NECグループは、多種多様な海底地震/津波観測システム開発において国内のほとんどのプロジェクトを手がけているだけでなく、海外プロジェクトでも台湾の気象局にシステムを導入した実績があります。

―仕事に関する藤原さんの苦労ややりがいとは、何ですか。

藤原:お客さまによって、海底地震/津波観測システム開発に対するニーズやご要望はそれぞれ異なります。開発するシステムはつねに、お客さま固有の唯一無二といっても過言ではない特徴的なシステムとなっています。

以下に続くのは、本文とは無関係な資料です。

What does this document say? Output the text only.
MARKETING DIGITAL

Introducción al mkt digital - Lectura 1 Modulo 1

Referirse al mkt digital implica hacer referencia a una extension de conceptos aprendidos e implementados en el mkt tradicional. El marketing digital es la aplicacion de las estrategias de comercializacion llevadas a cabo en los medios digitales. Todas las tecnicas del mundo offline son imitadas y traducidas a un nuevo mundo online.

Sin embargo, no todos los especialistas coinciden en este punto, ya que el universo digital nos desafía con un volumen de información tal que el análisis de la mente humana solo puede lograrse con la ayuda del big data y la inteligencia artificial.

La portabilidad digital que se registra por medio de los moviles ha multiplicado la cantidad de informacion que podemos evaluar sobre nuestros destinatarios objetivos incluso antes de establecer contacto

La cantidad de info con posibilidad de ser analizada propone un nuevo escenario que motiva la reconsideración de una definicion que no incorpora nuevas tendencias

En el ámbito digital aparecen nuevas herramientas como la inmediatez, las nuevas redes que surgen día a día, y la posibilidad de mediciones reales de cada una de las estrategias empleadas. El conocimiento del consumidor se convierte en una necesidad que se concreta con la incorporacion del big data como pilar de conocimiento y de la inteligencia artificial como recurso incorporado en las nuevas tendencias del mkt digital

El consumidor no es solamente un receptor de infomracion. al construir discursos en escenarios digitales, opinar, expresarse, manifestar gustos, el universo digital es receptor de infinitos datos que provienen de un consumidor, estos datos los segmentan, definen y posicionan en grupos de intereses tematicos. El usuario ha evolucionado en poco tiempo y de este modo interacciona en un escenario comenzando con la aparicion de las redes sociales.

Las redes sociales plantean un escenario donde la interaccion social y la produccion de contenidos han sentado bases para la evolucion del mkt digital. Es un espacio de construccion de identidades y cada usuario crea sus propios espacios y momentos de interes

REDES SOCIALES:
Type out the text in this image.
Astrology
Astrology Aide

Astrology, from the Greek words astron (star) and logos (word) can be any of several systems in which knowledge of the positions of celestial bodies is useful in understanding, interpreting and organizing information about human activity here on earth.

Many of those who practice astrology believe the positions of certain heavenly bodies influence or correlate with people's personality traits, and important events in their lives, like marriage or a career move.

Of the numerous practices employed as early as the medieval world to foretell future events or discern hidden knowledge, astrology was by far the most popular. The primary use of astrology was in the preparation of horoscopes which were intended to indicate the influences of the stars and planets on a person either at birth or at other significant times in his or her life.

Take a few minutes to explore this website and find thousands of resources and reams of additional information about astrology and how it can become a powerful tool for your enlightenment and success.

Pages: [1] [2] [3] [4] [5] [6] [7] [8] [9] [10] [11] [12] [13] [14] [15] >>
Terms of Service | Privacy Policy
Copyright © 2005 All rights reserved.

つまり、私たちの仕事は世の中にまだ存在しない唯一無二のシステムを、NECの光海底ケーブルという共通のプラットフォームの上に実現し続けているのです。その中で、お客さまのご要望を具体的な案件に結びつけるのが私の仕事です。お客さまによって個々に異なるニーズや課題をきちんと理解して、システム開発の可能性を判断する。そうした仕事にはいろいろな苦労もありますが、逆にそれがやりがいにもなっています。

私としては、NECグループの総合力を活かし、防災や減災を通じて、安心・安全な暮らしを支えるインフラづくりに貢献していることに、いちばんのやりがいを感じますね。自分たちの仕事が、多くのみなさんの笑顔につながることが、大きな励みになっています。

―海底観測システムについて、NECグループの今後の貢献を聞かせてください。

藤原:地震や津波を観測するシステムの進歩や強化を、お客さまのニーズに即して実現していくことは、これからも取り組むべき重要なテーマです。一方で、光海底ケーブルやノードを活用した、いままでにない新たな取り組みが始まっています。それは、内閣府が主導している政府の取り組み「戦力的イノベーション創造プログラム(SIP)」のひとつとして、JAMSTEC様が推進している次世代海洋資源調査というプロジェクトです。

その目的は、日本周辺に眠っている海底熱水鉱床やレアアースなどのモニタリングや資源探査などを、深海底で行うということを可能にする技術開発および実用化と理解しています。NECグループはこれまでの実績と技術を背景に、JAMSTEC様のご指導のもと、従来の光海底ケーブルや次世代のハイパワーノードなどを開発して、先進プロジェクトのプラットフォームの実現に取り組んでいます。

写真:藤原法之 氏

―藤原さんの趣味やオフタイムの過ごし方を教えてください。

藤原:4年前から、趣味としてランニングを続けています。最初は3kmレースにチャレンジしたのですが、その時は500mも走れず自分でも愕然としました。それから練習を重ねて5km、10kmと距離を伸ばして、現在ではハーフマラソンを2時間余りで走れるようになりました。

先日は、30kmマラソンにも挑戦しました。土日の午前中、多摩川の河川敷を走るのが習慣です。走ることは気持ちいいですし、走った日のビールの味はまた格別です。いつの日か、ホノルルマラソンを走るのが、私の夢ですね。